DETAILS UNKNOWN: A portfolio of images of women by Ida Kar
Ida Kar, in her fifties, focused her attention on women who are seen to be enjoying what they do, which is to say: being artists, gallerists, writers, diplomats, dancers, and revolutionaries. The women in these photographs are shown in their midlife, an age where women often feel invisible within society, particularly so in the 50’s and 60’s when women were not to be understood as societally productive. Armenian in origin, Ida Kar’s family emigrated from Russia to Iran and then to Egypt, where she spent much of her life. In Egypt, she was a surrealist, one of the only photographers in the Art + Freedom group. Kar looked at the psychoanalytic propensities of the movement to find identity in a world of migration, colonization, and constant war as no European powers during the period between the two World Wars were peaceful in the Middle East or Africa. In 1945, Kar moved to London and it was here that she focused her attention on females whom she photographed in intimate acknowledgement of their identities as migrants, mothers, seekers of gender confirmation and spiritual alternatives to the practices of their families. Some of them were married. If they had had husbands or male counterparts it is their names you would most likely recognise. If you know more than three of the women pictured here, you have defied history’s push to erase those whose identities did not encourage market confidence from an early age.

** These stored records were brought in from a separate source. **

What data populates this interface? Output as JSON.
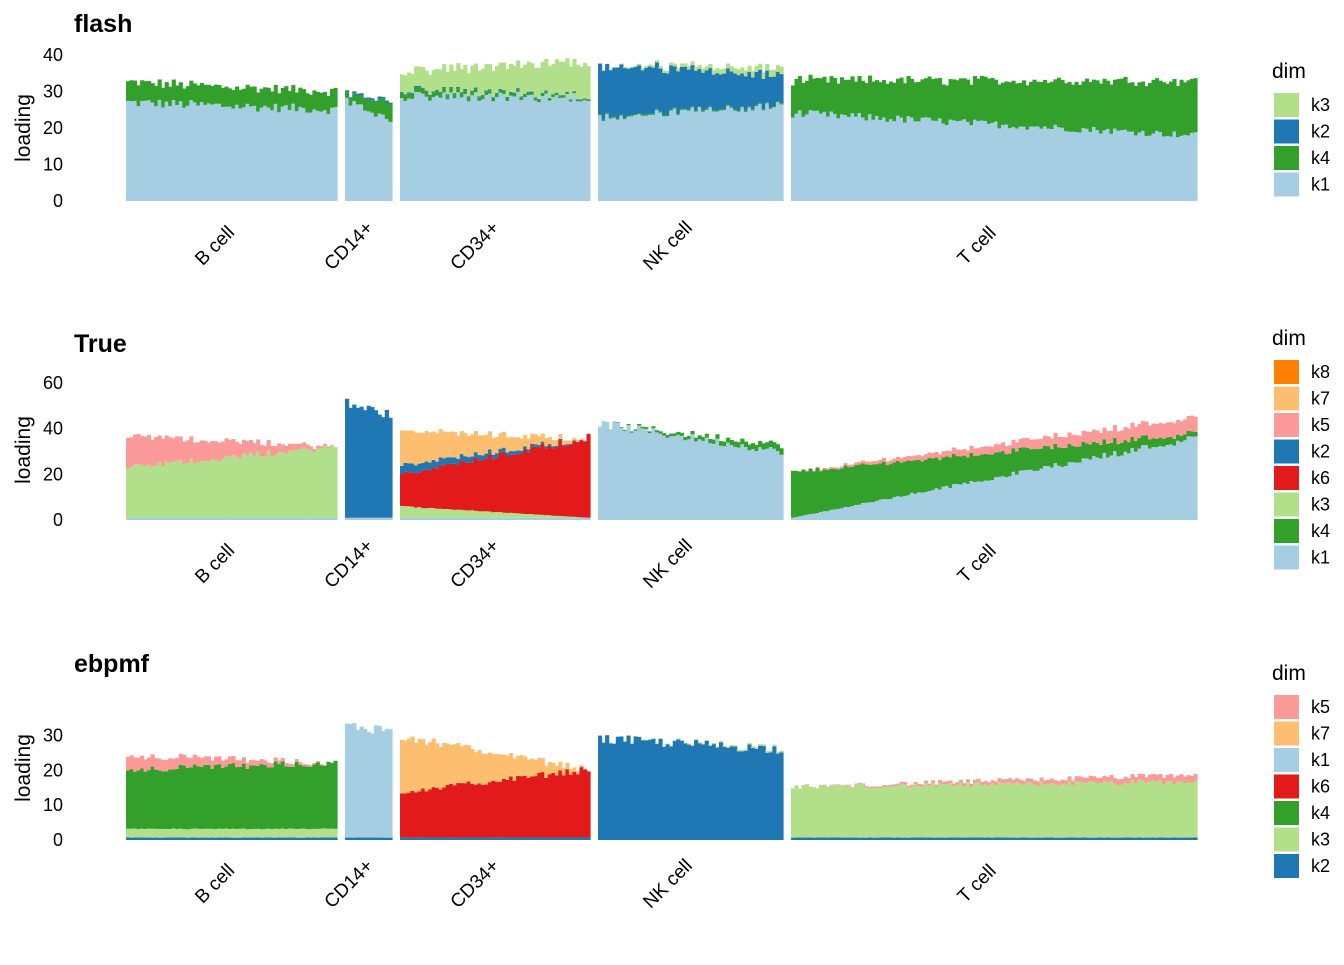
{
  "figure": {
    "type": "structure-plot"
  },
  "chart_data": [
    {
      "type": "bar",
      "subtype": "stacked-structure",
      "title": "flash",
      "ylabel": "loading",
      "xlabel": "",
      "ylim": [
        0,
        40
      ],
      "yticks": [
        "0",
        "10",
        "20",
        "30",
        "40"
      ],
      "groups": [
        {
          "name": "B cell",
          "n": 60
        },
        {
          "name": "CD14+",
          "n": 13
        },
        {
          "name": "CD34+",
          "n": 54
        },
        {
          "name": "NK cell",
          "n": 52
        },
        {
          "name": "T cell",
          "n": 116
        }
      ],
      "legend": {
        "title": "dim",
        "position": "right",
        "items": [
          "k3",
          "k2",
          "k4",
          "k1"
        ]
      },
      "colors": {
        "k1": "#A6CEE3",
        "k2": "#1F78B4",
        "k3": "#B2DF8A",
        "k4": "#33A02C"
      },
      "stack_order": [
        "k1",
        "k4",
        "k2",
        "k3"
      ],
      "series": [
        {
          "name": "k1",
          "values_by_group": {
            "B cell": [
              27,
              25
            ],
            "CD14+": [
              28,
              22
            ],
            "CD34+": [
              28.5,
              28.5
            ],
            "NK cell": [
              23,
              26
            ],
            "T cell": [
              24,
              18
            ]
          }
        },
        {
          "name": "k4",
          "values_by_group": {
            "B cell": [
              5.5,
              5
            ],
            "CD14+": [
              1.5,
              5
            ],
            "CD34+": [
              1.5,
              0.3
            ],
            "NK cell": [
              0.3,
              0.3
            ],
            "T cell": [
              9,
              15
            ]
          }
        },
        {
          "name": "k2",
          "values_by_group": {
            "B cell": [
              0,
              0
            ],
            "CD14+": [
              0.5,
              0.5
            ],
            "CD34+": [
              0.3,
              0.2
            ],
            "NK cell": [
              14,
              8
            ],
            "T cell": [
              0,
              0
            ]
          }
        },
        {
          "name": "k3",
          "values_by_group": {
            "B cell": [
              0,
              0
            ],
            "CD14+": [
              0,
              0
            ],
            "CD34+": [
              5,
              9.5
            ],
            "NK cell": [
              0,
              2
            ],
            "T cell": [
              0,
              0
            ]
          }
        }
      ]
    },
    {
      "type": "bar",
      "subtype": "stacked-structure",
      "title": "True",
      "ylabel": "loading",
      "xlabel": "",
      "ylim": [
        0,
        60
      ],
      "yticks": [
        "0",
        "20",
        "40",
        "60"
      ],
      "groups": [
        {
          "name": "B cell",
          "n": 60
        },
        {
          "name": "CD14+",
          "n": 13
        },
        {
          "name": "CD34+",
          "n": 54
        },
        {
          "name": "NK cell",
          "n": 52
        },
        {
          "name": "T cell",
          "n": 116
        }
      ],
      "legend": {
        "title": "dim",
        "position": "right",
        "items": [
          "k8",
          "k7",
          "k5",
          "k2",
          "k6",
          "k3",
          "k4",
          "k1"
        ]
      },
      "colors": {
        "k1": "#A6CEE3",
        "k2": "#1F78B4",
        "k3": "#B2DF8A",
        "k4": "#33A02C",
        "k5": "#FB9A99",
        "k6": "#E31A1C",
        "k7": "#FDBF6F",
        "k8": "#FF7F00"
      },
      "stack_order": [
        "k1",
        "k4",
        "k3",
        "k6",
        "k2",
        "k5",
        "k7",
        "k8"
      ],
      "series": [
        {
          "name": "k1",
          "values_by_group": {
            "B cell": [
              1,
              1
            ],
            "CD14+": [
              1,
              1
            ],
            "CD34+": [
              1,
              1
            ],
            "NK cell": [
              42,
              30
            ],
            "T cell": [
              1,
              36
            ]
          }
        },
        {
          "name": "k4",
          "values_by_group": {
            "B cell": [
              0,
              0
            ],
            "CD14+": [
              0,
              0
            ],
            "CD34+": [
              0,
              0
            ],
            "NK cell": [
              0,
              3
            ],
            "T cell": [
              20,
              2
            ]
          }
        },
        {
          "name": "k3",
          "values_by_group": {
            "B cell": [
              22,
              31
            ],
            "CD14+": [
              0,
              0
            ],
            "CD34+": [
              5,
              0
            ],
            "NK cell": [
              0,
              0
            ],
            "T cell": [
              0,
              0
            ]
          }
        },
        {
          "name": "k6",
          "values_by_group": {
            "B cell": [
              0,
              0
            ],
            "CD14+": [
              0,
              0
            ],
            "CD34+": [
              14,
              35
            ],
            "NK cell": [
              0,
              0
            ],
            "T cell": [
              0,
              0
            ]
          }
        },
        {
          "name": "k2",
          "values_by_group": {
            "B cell": [
              0,
              0
            ],
            "CD14+": [
              50,
              45
            ],
            "CD34+": [
              4,
              0
            ],
            "NK cell": [
              0,
              0
            ],
            "T cell": [
              0,
              0
            ]
          }
        },
        {
          "name": "k5",
          "values_by_group": {
            "B cell": [
              14,
              0
            ],
            "CD14+": [
              0,
              0
            ],
            "CD34+": [
              0,
              0
            ],
            "NK cell": [
              0,
              0
            ],
            "T cell": [
              0,
              7
            ]
          }
        },
        {
          "name": "k7",
          "values_by_group": {
            "B cell": [
              0,
              0
            ],
            "CD14+": [
              0,
              0
            ],
            "CD34+": [
              15,
              0
            ],
            "NK cell": [
              0,
              0
            ],
            "T cell": [
              0,
              0
            ]
          }
        },
        {
          "name": "k8",
          "values_by_group": {
            "B cell": [
              0,
              0
            ],
            "CD14+": [
              0,
              0
            ],
            "CD34+": [
              0,
              0
            ],
            "NK cell": [
              0,
              0
            ],
            "T cell": [
              0,
              0
            ]
          }
        }
      ]
    },
    {
      "type": "bar",
      "subtype": "stacked-structure",
      "title": "ebpmf",
      "ylabel": "loading",
      "xlabel": "",
      "ylim": [
        0,
        35
      ],
      "yticks": [
        "0",
        "10",
        "20",
        "30"
      ],
      "groups": [
        {
          "name": "B cell",
          "n": 60
        },
        {
          "name": "CD14+",
          "n": 13
        },
        {
          "name": "CD34+",
          "n": 54
        },
        {
          "name": "NK cell",
          "n": 52
        },
        {
          "name": "T cell",
          "n": 116
        }
      ],
      "legend": {
        "title": "dim",
        "position": "right",
        "items": [
          "k5",
          "k7",
          "k1",
          "k6",
          "k4",
          "k3",
          "k2"
        ]
      },
      "colors": {
        "k1": "#A6CEE3",
        "k2": "#1F78B4",
        "k3": "#B2DF8A",
        "k4": "#33A02C",
        "k5": "#FB9A99",
        "k6": "#E31A1C",
        "k7": "#FDBF6F"
      },
      "stack_order": [
        "k2",
        "k3",
        "k4",
        "k6",
        "k1",
        "k7",
        "k5"
      ],
      "series": [
        {
          "name": "k2",
          "values_by_group": {
            "B cell": [
              0.7,
              0.7
            ],
            "CD14+": [
              0.7,
              0.7
            ],
            "CD34+": [
              0.7,
              0.7
            ],
            "NK cell": [
              29,
              26
            ],
            "T cell": [
              0.7,
              0.7
            ]
          }
        },
        {
          "name": "k3",
          "values_by_group": {
            "B cell": [
              2.5,
              2.5
            ],
            "CD14+": [
              0,
              0
            ],
            "CD34+": [
              0,
              0
            ],
            "NK cell": [
              0,
              0.5
            ],
            "T cell": [
              14.5,
              16
            ]
          }
        },
        {
          "name": "k4",
          "values_by_group": {
            "B cell": [
              17,
              19
            ],
            "CD14+": [
              0,
              0
            ],
            "CD34+": [
              0,
              0
            ],
            "NK cell": [
              0,
              0
            ],
            "T cell": [
              0,
              0
            ]
          }
        },
        {
          "name": "k6",
          "values_by_group": {
            "B cell": [
              0,
              0
            ],
            "CD14+": [
              0,
              0
            ],
            "CD34+": [
              13,
              19.5
            ],
            "NK cell": [
              0,
              0
            ],
            "T cell": [
              0,
              0
            ]
          }
        },
        {
          "name": "k1",
          "values_by_group": {
            "B cell": [
              0,
              0
            ],
            "CD14+": [
              32,
              31
            ],
            "CD34+": [
              0,
              0
            ],
            "NK cell": [
              0,
              0
            ],
            "T cell": [
              0,
              0
            ]
          }
        },
        {
          "name": "k7",
          "values_by_group": {
            "B cell": [
              0,
              0
            ],
            "CD14+": [
              0,
              0
            ],
            "CD34+": [
              16,
              0
            ],
            "NK cell": [
              0,
              0
            ],
            "T cell": [
              0,
              0
            ]
          }
        },
        {
          "name": "k5",
          "values_by_group": {
            "B cell": [
              4,
              0
            ],
            "CD14+": [
              0,
              0
            ],
            "CD34+": [
              0,
              0
            ],
            "NK cell": [
              0,
              0
            ],
            "T cell": [
              0,
              2
            ]
          }
        }
      ]
    }
  ]
}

Kar could take these pictures, as her contemporary in Egypt, Lee Miller, could make intimate pictures of women at war, because Kar believed in women, because she believed that they worked and enjoyed it, because she believed women were worth seeing and remembering and naming after their twenties, but perhaps because she herself, in her own midlife, knew how easy it is to disappear. As we see their credibility seriously through her eyes, it is now prescient to resuscitate heroes like Ida Kar, who infiltrated and traversed art movements of her day to accurately observe her time, fighting a war of representation to reanimate the women she deemed worthy of seeing closely: to say their names, see their work, and recognize the way we have historically consolidated power unnecessarily in the hands of a few.
The collection of photographs presented here is a select edit by this volume's contibutor Farrah Karapetian and is shown with kind permission from the National Portrait Gallery. Karapetian directs our gaze towards Kar and elects her as an alternative gatekeeper of twentieth century creativity. This is an invitation to reconsider Kar’s perspective of representation and in doing so, provoke a new charge to the discourse of 21st century mythologies of women; of performance, of ideological values, and art as protest.